Veröffentlicht am: 28.07.2026 um 10:32 Uhr | Redaktion boerse-global.de

Eni und TotalEnergies geben grünes Licht für das Tiefseegasfeld Cronos. Die Erschließung sichert langfristig neue Lieferungen für den europäischen Markt.

Eni Aktie: Finale Investitionsentscheidung für Gasfeld Cronos vor Zypern
Moderne Offshore-Gasplattform im Mittelmeer bei Sonnenaufgang als Symbol für Energieprojekte. Illustration mit AI erstellt übermittelt durch boerse-global.de

Eni und TotalEnergies machen Ernst mit einem der größten Gasprojekte im östlichen Mittelmeer. Für das Tiefsee-Feld Cronos vor der Küste Zyperns ist die endgültige Investitionsentscheidung gefallen. Die Aktie reagierte darauf zunächst mit leichten Abgaben – ein Signal, dass der Markt die milliardenschwere Erschließung als eingepreist betrachtet, nicht als Überraschung.

Europa sucht Alternativen

Das Timing ist kein Zufall. Seit dem Ende russischer Gaslieferungen infolge des Ukraine-Kriegs sucht Europa systematisch nach neuen Bezugsquellen. Die jüngste Sperrung der Straße von Hormus im Nahost-Konflikt hat diese Abhängigkeit von importierter Energie noch einmal schmerzhaft vor Augen geführt. Cronos soll genau hier ansetzen: Das Gas ist in erster Linie für den europäischen Markt bestimmt.

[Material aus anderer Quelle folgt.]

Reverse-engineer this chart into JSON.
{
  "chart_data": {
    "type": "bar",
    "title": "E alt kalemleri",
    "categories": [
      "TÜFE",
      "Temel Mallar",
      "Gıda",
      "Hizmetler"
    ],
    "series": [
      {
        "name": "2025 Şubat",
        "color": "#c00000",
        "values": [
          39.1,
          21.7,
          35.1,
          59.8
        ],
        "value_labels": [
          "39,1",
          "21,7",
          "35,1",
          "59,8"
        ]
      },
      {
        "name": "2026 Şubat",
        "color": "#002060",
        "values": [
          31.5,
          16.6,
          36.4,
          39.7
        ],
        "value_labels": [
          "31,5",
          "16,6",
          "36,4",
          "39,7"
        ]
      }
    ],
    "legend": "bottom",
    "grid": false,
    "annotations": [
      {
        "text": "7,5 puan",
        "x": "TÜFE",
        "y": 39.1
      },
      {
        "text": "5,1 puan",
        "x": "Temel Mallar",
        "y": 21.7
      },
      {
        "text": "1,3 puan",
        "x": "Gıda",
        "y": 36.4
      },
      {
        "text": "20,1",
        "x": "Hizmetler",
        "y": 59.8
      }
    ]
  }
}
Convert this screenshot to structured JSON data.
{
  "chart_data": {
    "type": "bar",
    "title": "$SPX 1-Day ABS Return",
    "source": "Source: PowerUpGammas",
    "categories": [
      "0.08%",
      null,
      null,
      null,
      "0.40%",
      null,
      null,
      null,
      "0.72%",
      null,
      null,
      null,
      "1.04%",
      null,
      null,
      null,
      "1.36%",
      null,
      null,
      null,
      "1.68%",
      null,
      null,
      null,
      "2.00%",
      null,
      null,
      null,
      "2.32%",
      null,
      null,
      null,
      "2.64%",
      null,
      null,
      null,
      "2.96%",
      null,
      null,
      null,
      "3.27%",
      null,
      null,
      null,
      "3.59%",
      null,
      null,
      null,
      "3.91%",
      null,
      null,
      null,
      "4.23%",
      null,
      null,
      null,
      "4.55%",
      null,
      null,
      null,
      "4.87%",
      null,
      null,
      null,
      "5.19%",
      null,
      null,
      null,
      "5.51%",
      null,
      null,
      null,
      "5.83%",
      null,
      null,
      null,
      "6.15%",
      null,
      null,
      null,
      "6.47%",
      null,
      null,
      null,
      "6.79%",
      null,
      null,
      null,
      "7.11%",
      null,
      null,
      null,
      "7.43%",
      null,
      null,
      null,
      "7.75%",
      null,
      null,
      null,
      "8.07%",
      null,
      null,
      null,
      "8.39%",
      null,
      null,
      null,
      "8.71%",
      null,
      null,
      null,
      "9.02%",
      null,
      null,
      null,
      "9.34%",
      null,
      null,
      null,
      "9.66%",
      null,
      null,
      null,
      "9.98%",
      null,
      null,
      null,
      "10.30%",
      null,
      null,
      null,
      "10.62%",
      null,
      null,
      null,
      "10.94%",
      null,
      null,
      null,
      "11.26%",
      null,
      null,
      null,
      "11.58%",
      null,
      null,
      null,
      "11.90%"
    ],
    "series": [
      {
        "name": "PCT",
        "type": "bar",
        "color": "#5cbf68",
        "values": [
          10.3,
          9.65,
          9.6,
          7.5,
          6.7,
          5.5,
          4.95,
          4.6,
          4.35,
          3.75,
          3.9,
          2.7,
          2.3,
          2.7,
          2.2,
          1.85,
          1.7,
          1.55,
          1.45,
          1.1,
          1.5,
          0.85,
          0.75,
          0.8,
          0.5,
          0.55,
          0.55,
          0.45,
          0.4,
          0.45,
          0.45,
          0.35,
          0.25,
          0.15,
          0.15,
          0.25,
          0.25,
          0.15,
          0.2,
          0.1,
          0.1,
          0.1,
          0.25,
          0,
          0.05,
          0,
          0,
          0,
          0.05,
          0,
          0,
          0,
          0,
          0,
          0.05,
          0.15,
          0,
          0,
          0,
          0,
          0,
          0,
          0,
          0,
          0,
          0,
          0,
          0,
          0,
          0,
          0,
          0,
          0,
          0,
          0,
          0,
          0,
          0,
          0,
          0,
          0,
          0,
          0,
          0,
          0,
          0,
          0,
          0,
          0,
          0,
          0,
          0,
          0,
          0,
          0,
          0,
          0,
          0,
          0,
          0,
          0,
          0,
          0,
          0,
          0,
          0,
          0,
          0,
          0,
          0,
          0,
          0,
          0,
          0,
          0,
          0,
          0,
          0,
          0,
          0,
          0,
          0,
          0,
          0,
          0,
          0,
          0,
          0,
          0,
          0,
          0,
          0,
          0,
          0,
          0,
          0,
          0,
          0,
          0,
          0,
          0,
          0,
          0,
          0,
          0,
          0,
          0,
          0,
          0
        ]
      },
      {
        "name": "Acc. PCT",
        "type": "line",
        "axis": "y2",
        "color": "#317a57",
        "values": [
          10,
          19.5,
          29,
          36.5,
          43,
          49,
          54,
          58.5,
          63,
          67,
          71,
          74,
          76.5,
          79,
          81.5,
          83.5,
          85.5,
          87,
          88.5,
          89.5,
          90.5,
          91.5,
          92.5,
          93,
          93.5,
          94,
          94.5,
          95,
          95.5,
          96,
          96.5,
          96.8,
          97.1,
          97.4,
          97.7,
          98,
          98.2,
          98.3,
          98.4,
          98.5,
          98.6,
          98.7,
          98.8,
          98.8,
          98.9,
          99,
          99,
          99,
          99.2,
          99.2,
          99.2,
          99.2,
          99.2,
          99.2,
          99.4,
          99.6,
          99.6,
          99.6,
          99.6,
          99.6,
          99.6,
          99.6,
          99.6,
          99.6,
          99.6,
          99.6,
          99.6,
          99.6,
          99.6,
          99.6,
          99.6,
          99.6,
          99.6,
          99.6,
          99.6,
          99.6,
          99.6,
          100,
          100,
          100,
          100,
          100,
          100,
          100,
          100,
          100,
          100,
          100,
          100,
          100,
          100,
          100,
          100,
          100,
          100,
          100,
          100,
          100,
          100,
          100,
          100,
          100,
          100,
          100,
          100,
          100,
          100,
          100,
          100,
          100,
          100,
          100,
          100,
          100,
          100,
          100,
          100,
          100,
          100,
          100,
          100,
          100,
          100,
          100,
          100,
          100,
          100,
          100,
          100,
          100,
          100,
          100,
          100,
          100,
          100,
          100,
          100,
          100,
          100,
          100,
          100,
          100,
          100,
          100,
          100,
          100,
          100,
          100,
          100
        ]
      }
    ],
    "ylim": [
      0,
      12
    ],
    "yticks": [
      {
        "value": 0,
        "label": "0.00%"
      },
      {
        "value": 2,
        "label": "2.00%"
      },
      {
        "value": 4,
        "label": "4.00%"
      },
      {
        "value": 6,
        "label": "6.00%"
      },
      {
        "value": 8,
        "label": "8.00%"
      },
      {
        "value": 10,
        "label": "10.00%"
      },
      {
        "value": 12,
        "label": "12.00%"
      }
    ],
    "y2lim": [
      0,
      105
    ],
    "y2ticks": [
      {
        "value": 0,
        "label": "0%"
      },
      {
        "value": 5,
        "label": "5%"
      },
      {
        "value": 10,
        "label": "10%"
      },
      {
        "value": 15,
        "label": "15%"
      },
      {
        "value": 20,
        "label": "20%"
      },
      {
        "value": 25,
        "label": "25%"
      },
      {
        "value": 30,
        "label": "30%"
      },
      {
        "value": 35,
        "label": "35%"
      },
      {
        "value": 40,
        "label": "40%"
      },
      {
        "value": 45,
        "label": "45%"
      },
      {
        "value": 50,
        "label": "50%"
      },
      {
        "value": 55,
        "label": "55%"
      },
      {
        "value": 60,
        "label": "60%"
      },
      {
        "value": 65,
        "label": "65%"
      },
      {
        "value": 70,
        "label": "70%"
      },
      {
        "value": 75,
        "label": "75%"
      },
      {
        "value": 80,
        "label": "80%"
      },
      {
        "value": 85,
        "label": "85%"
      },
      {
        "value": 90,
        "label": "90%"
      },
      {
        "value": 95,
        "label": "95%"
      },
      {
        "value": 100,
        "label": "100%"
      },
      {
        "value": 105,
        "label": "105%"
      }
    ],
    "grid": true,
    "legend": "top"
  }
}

Die Dimensionen des Felds sind beachtlich. Ursprünglich stehen mehr als drei Billionen Kubikfuß Gas zur Verfügung, die Produktion soll ein Plateau von 500 Millionen Standardkubikfuß pro Tag erreichen. Gefördert wird in der Tiefsee, transportiert wird das Gas anschließend nach Ägypten – dort erfolgt die Verflüssigung in der LNG-Anlage Damietta an der Mittelmeerküste.

Zwei Konzerne, ein Zeitplan

Eni und TotalEnergies treiben das Projekt gemeinsam voran, was Kosten und Risiko auf zwei große europäische Energiekonzerne verteilt. Erstes Gas wird für 2028 angepeilt – ein Zeitrahmen, der zeigt, wie lange Offshore-Projekte dieser Größenordnung von der Entscheidung bis zur Förderung brauchen.

Die Eni-Aktie notierte in Mailand zeitweise bei 22,29 Euro, TotalEnergies in Paris bei 74,18 Euro, beide mit leichten Tagesverlusten im niedrigen einstelligen Prozentbereich. Für Eni-Anleger zählt an diesem Dienstag weniger der Tageskurs als die strategische Botschaft: Mit Cronos sichert sich der Konzern eine weitere Gasquelle für den europäischen Markt der kommenden Dekade.